I’ve been playing around today with a preview build of the ODF Java API ODFDOM 0.9. One of the capabilities we’re adding is a simple text extraction API.
The idea is to have a very simple API, a single function call in fact, that will allow you to extract the plain text from an ODF document. So strip all formatting, all layout and just return the text. At first you might think this is rather useless, but further reflection shows that it has myriad uses, including accessibility, search indexing, collaborative filtering, and text analytics in general.
Extracting text from ODF is pretty simple. There are a handful of special cases to watch out for. One example is a single word that has mixed styles, e.g.: ODFDOM. In ODF this looks like:
<text:span text:style-name="style1">ODF</text:span>
<text:span text:style-name="style2">DOM</text:span>
We want text extraction to come out as “ODFDOM” not “ODF DOM” with a space.
On the other hand, there are other examples of adjacent elements, like with footnote citations, where we need to insert a space to prevent two adjacent strings from being conflated.
Overall, the build I used looks pretty good, and works the same across text, spreadsheets and presentations.
So I was looking this afternoon for something I could use to demo this new capability. I thought of using Jonathan Feinberg’s excellent Wordle applet (which I wrote about a while back). This applet creates a word cloud, based on word frequency of text you feed it. As a torture test I decided to feed it the text of ODF 1.2 Committee Draft 05, the version that is currently out for public review.
This is what I got for results.
Part 1 is the annotations the schema for ODF. As expected, the key words are those referring to XML markup concepts like “attribute” and “element”:
Part 2: is OpenFormula, the spreadsheet formula express language. No XML in this part. In fact, this looks more like what I’d expect from an excerpt from a programming language specification, which pretty much what OpenFormula is.
And Part 3 is the packaging specification.
In the end text extraction is just the data preparation step. The real fun happens after, with the analysis and visualization techniques that can be applied to the text once extracted.

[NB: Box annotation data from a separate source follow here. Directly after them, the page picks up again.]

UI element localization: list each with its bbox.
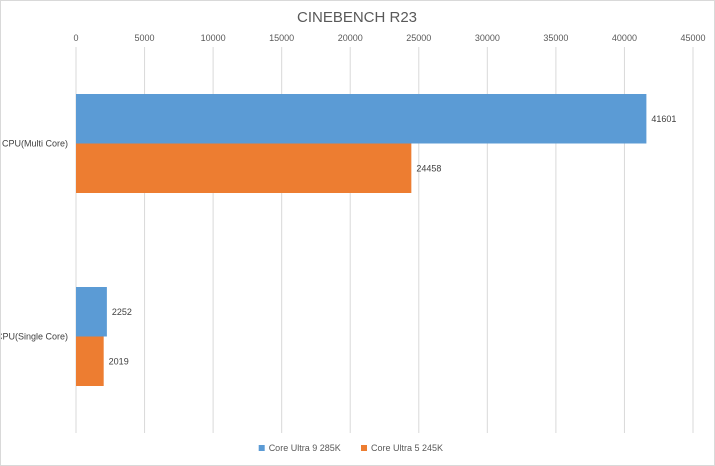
x-tick-label: 45000	[680, 33, 705, 43]
data-label: 24458	[416, 163, 441, 173]
x-tick-label: 20000	[338, 33, 363, 43]
x-tick-label: 10000	[201, 33, 226, 43]
legend-swatch	[258, 445, 265, 451]
x-tick-label: 5000	[135, 33, 155, 43]
bar-Core Ultra 5 245K-CPU(Multi Core)	[76, 143, 412, 193]
x-tick-label: 15000	[269, 33, 294, 43]
bar-Core Ultra 9 285K-CPU(Single Core)	[76, 287, 107, 337]
legend-swatch	[361, 445, 367, 451]
x-tick-label: 30000	[475, 33, 500, 43]
x-tick-label: 35000	[543, 33, 568, 43]
x-tick-label: 0	[73, 33, 78, 43]
bar-Core Ultra 9 285K-CPU(Multi Core)	[76, 94, 647, 144]
x-tick-labels: 0 5000 10000 15000 20000 25000 30000 35000 40000…	[73, 33, 705, 43]
x-tick-label: 25000	[406, 33, 431, 43]
category-label: CPU(Single Core)	[1, 332, 68, 342]
data-labels: 41601 24458 2252 2019	[109, 114, 677, 367]
legend-label: Core Ultra 5 245K	[371, 443, 443, 453]
legend: Core Ultra 9 285K Core Ultra 5 245K	[258, 443, 443, 453]
data-label: 41601	[651, 114, 676, 124]
category-label: CPU(Multi Core)	[2, 139, 68, 149]
chart-title: CINEBENCH R23	[297, 9, 417, 26]
data-label: 2019	[109, 356, 129, 366]
bar-Core Ultra 5 245K-CPU(Single Core)	[76, 336, 104, 386]
legend-label: Core Ultra 9 285K	[269, 443, 341, 453]
category-labels: CPU(Multi Core) CPU(Single Core)	[1, 139, 68, 342]
x-tick-label: 40000	[612, 33, 637, 43]
bars	[76, 94, 647, 386]
data-label: 2252	[112, 307, 132, 317]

If anyone is interested in trying out the text extraction module, please let me know. We’re aiming for a release of ODF 0.9 toward the end of August, but I can probably get you a preview, if you are interested in testing. And let me know if you have any brilliant ideas of what to do with the extracted text. I’m always looking for good demo material.
Hi Rob,
not sure where to suggest this, but perhaps ODF 1.3 could incorporate this if not already in 1.2
Animated graphs like those in Gapminder (http://www.gapminder.org) . Essentially the disposition of points on a scattergraph, or segments in a pie chart etc vary according to some other variable usually time) attached to a slider. I can see a generalisation where you could have multiple sliders allowing things to be varied. A default would be needed for printing out a particular disposition.
Apologies if this functionality is already possible in the spreadsheet.
Cool stuff.
Not really related to ODF, but I found the word clouds you produced to be strangely compelling, and almost beautiful; not by themselves, but when considered in the context of the source document they were derived from. If art can be viewed as presenting at an immediate perceptual level, a gut level, something rather complex in conceptual terms, then this would be a good example of the rather elusive idea of ‘computer generated art’.
Such forms have been controversial, as art, but I think this example provides a compelling argument that there may be merit in it. The ultimate source was a creative and disciplined endeavor of precise conceptual constructs. The outcome is perceptual. The entire process is completely human; while the intermediate stages and output stage were performed by a computer, I would hold that in this case the computer was a close analogue to a brush.
@Thomas, it kind of reminds me of Arabic calligraphy, a similar space-filling style.
@Nomen, Cool. I just spent way too much time at Gapminder. Great example of the kind of visualizations that are possible if you can mashup a variety of keyed open data sets. From ODF perspective, I think we need a meta language to describe such charts. Problem is spreadsheets are constantly adding new chart types, and a standard will never be able to keep up. But if we can describe the data in terms of independent and dependent series, or nominal, ordinal and ratio quantities, and units and dimensions, etc., then we can make the data be portable while allowing a particular implementation to show the most suitable rendering of the data, from the repertoire of chart types it has available. That’s my initial thought, but I need to think on this some more.